11/21/2020, 11/21/2020

 



GlobalNewsIndonesia.Com - BORONG NTT, Sabtu, 21/11/2020 Mendikbud mengijinkan sekolah kembali dibuka awal januari 2021, tidak canggung mendikbud memperbolehkan KBM dengan menggunakan metode tatap muka antara guru dan siswa,


Padahal masa pandemi Covid -19 belum berakhir dan angka penambahan kasus masih tinggi, zonasi resiko pandemi tidak lagi menjadi acuan untuk membendung proses KBM bagi siswa di sekolah.


Mentri pendidikan dan kebudayaan (Mendikbud) Nadiem Anwar Makarim menjelaskan, sekolah boleh dibuka atas ijin pemerintah daerah kepsek dan orangtua siswa,


Orangtua  juga nantinya punya hak penuh untuk melarang anaknya bersekolah tatap muka dan hak individu itupun boleh diberlakukan tergantung situasi dan kesepakatan, kata nadiem


Nadiem juga menambahkan ada 3 pihak yg menentukan sekolah itu boleh dibuka atau tidak, 

Pertama; Pemda atau dalam situasi yang lain kanwil atau kantor kemenak, 

Kedua; Kepala sekolah

Ketiga; perwakilan orang tua yaitu komite sekolah.

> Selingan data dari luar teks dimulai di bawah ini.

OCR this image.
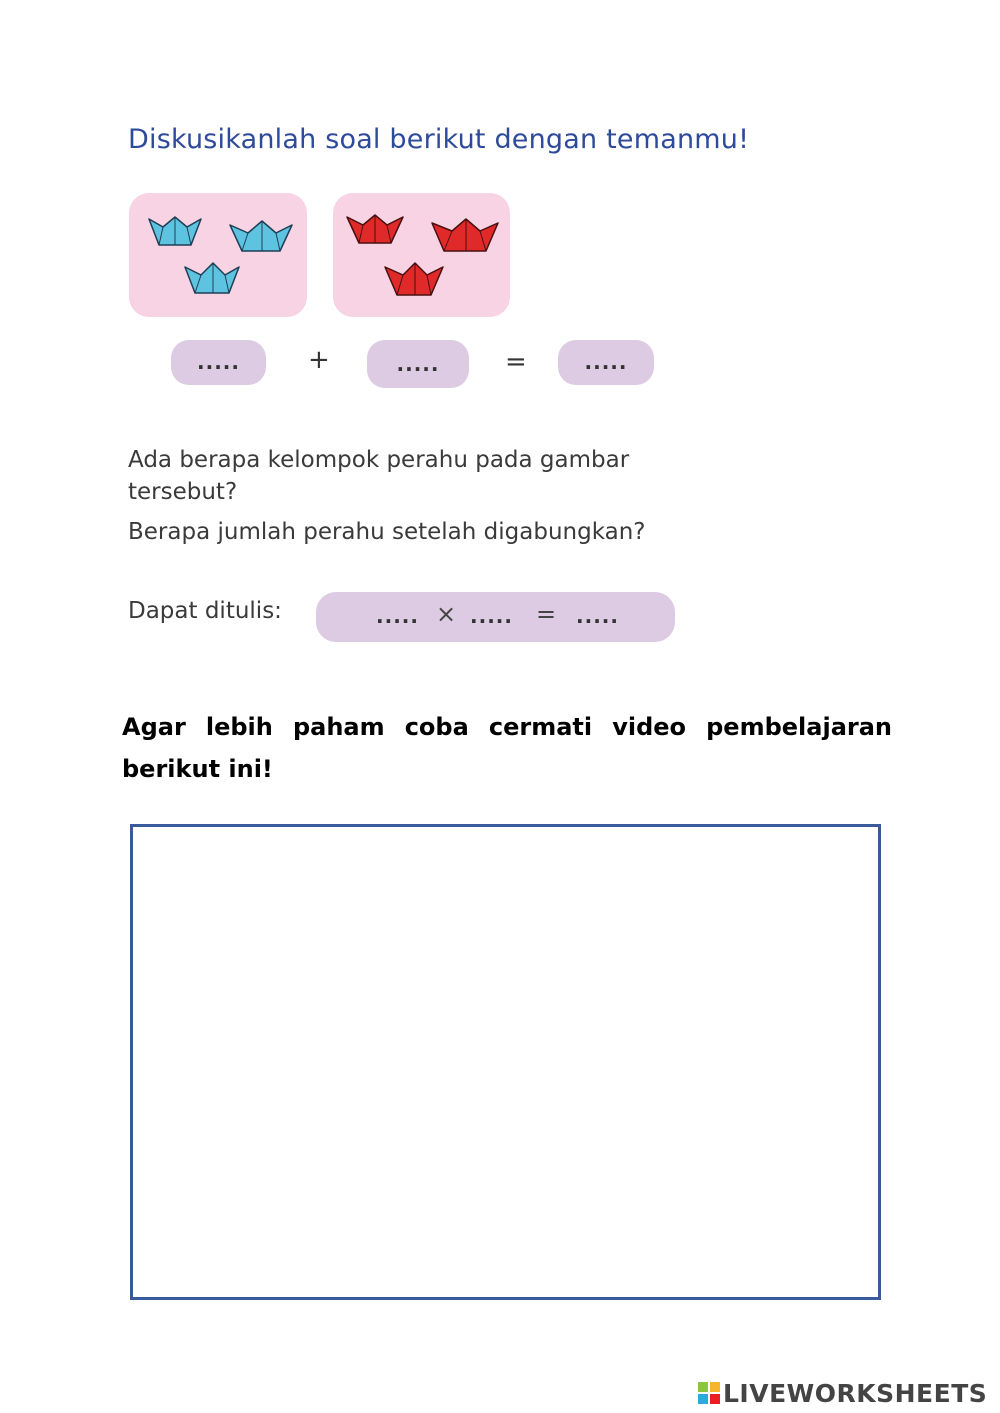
Diskusikanlah soal berikut dengan temanmu!
.....	+	.....	=	.....
Ada berapa kelompok perahu pada gambar tersebut?
Berapa jumlah perahu setelah digabungkan?
Dapat ditulis:	..... × ..... = .....
Agar lebih paham coba cermati video pembelajaran berikut ini!
LIVEWORKSHEETS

Jadi jika ke 3 pihak ini menyetejui maka proses KBM dengan teknik tatap muka boleh dilakukan.


Kalaupun sekolahnya dibuka, dengan menggunakan teknik KBM tatap muka, perlu saya tekankan sekali lagi bahwa orang tua masih bisa tidak memperkenankan anaknya datang ke sekolah utk melakukan ttap muka.


Jadi hak terakhir individu tambah Nadiem, walaupun sekolahnya sudah mulai dibuka dengan proses KBM tatap muka, menjadi hak individu orang tua untuk melarang walaupun sekolah sudah diperbolehkan melakukan KBM tatap muka, jadi tidak di wajibkan tetapi di perbolehkan.


Keputusan Mendikbud merupakan keputusan bersama antara satgas Covid - 19,  Kemendikbud, Kemen Kupmk, Kemntrian agama, kemendagri, dan pemerintah Daerah, jelas Nadiem.


Sekolah yg dubuka dengan teknik tatap muka harus memperhatikan sanitasi , protokol kesehatan serta di lengkapi dengan fasilitas penunjang kesehatan lainnya, ini wajib di patuhi tanpa terkecuali, baik tenaga pengajar maupun siswa, kata Nadiem.


Nadiem juga menambahkan, kegiatan extrakurikuler  dan olahraga juga masih di tiadakan, sementara kantin tidak diperbolehkan juga untuk di buka atau beroprasi di area sekolah sampai batas waktu yang belum di tentukan.


Langkah berani pemerintah sementara angka penularan covid 19 masih tinggi, total saat ini sampai berita ini diturunkan kasus positif  masih di angka Empat Ribu Tuju Ratus Sembilan Puluh Delapan dalam 24 jam.


Sedangkan total kasus Covid- 19 aktif positif  Enam Puluh Dua Ribu Delapan Puluh  sementara sebentar lagi liburan semester akhir sekolah serta liburan natal dan tahun baru.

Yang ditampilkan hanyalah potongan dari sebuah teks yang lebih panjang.